Le 16 octobre 2025, tandis que Zelensky s’envolait pour Washington en quête de nouvelles armes et de garanties, Vladimir Poutine appela Donald Trump. Ce geste bouleversa les attentes diplomatiques, relégua l’Europe au second plan et redessina le cours de la guerre en Ukraine.
René Zittlau
ven. 24 oct. 2025 2677 18

Introduction

Lorsque le dirigeant ukrainien Volodymyr Zelensky a embarqué dans son avion en Pologne le 16 octobre 2025 pour se rendre à Washington à l’occasion d’une nouvelle rencontre avec le président américain Donald Trump, sa vision du monde — ainsi que celle de ses fidèles parrains européens — semblait encore suivre le cours souhaité. Un vol vers Washington, une réunion avec le président Trump, la finalisation des livraisons de missiles Tomahawk. Puis un retour en Europe, avec la traditionnelle escale à Londres pour célébrer les résultats et planifier les prochaines étapes — contre le peuple ukrainien, contre une paix précoce, et donc pour la poursuite de la guerre.

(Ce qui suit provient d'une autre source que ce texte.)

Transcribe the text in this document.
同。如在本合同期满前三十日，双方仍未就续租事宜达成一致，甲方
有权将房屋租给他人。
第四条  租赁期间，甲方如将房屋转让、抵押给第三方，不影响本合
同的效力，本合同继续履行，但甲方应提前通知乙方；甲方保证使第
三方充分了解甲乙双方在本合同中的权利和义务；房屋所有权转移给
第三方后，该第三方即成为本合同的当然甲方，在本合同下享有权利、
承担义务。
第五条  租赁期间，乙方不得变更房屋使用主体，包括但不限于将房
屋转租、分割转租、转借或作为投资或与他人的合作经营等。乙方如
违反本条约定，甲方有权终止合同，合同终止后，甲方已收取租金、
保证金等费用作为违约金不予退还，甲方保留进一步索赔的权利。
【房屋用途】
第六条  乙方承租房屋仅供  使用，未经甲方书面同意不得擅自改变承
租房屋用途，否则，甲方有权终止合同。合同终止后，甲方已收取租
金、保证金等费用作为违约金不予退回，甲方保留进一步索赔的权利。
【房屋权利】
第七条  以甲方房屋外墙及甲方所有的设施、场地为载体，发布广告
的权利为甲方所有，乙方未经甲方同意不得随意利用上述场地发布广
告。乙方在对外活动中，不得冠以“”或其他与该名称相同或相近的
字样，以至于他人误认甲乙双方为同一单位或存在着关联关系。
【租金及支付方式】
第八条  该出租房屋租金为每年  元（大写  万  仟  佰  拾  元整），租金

Les choses se sont déroulées autrement.

L’entrée en scène du président Poutine

Pendant que Zelensky survolait l’Atlantique, le président russe Vladimir Poutine a pris l’initiative et décroché le téléphone pour appeler son homologue américain. L’information a été confirmée par Iouri Ouchakov, conseiller du président russe. Le moment était bien choisi : le président ukrainien par intérim était isolé de ses conseillers européens et livré à lui-même. Il n’était pas préparé à un tel scénario.

Au cours de cet entretien téléphonique de deux heures, les présidents Poutine et Trump ont convenu d’un programme pour les deux semaines suivantes, susceptible d’influencer profondément le cours de l’histoire. Ils décidèrent de se rencontrer à Budapest — en concertation avec le Premier ministre hongrois Viktor Orbán.

L’objectif de cette rencontre n’est rien de moins que de poser les bases d’une fin au conflit en Ukraine. Aucun détail concret n’a filtré. Cependant, compte tenu du moment choisi et de l’absence du bruit de fond habituel — notamment celui de l’Europe politique et de l’OTAN — il est fort possible que les deux parties soient prêtes à s’accorder sur une feuille de route capable d’aboutir à une véritable percée diplomatique.

Les accords conclus par téléphone ont fait l’effet d’une onde de choc parmi les dirigeants européens — au premier rang desquels Starmer, Macron, Merz et von der Leyen — ainsi qu’au sein de l’OTAN.

Les présidents Poutine et Trump ont choisi la capitale hongroise, Budapest, comme lieu de rencontre. Ils y seront rejoints par le mouton noir de l’Union européenne et de l’OTAN, le Premier ministre Viktor Orbán — critique assumé de l’Ukraine et partisan d’une approche rationnelle vis-à-vis de la Russie. L’OTAN, l’Europe et surtout le président ukrainien Zelensky ont, ces dernières semaines, attaqué Orbán de manière de plus en plus ouverte, accompagnant leurs critiques de menaces contre sa politique. En Hongrie, de sérieux indices suggèrent désormais que le service de renseignement ukrainien (SBU) infiltre le parti d’extrême droite Jobbik afin de provoquer un changement politique et un renversement du pouvoir.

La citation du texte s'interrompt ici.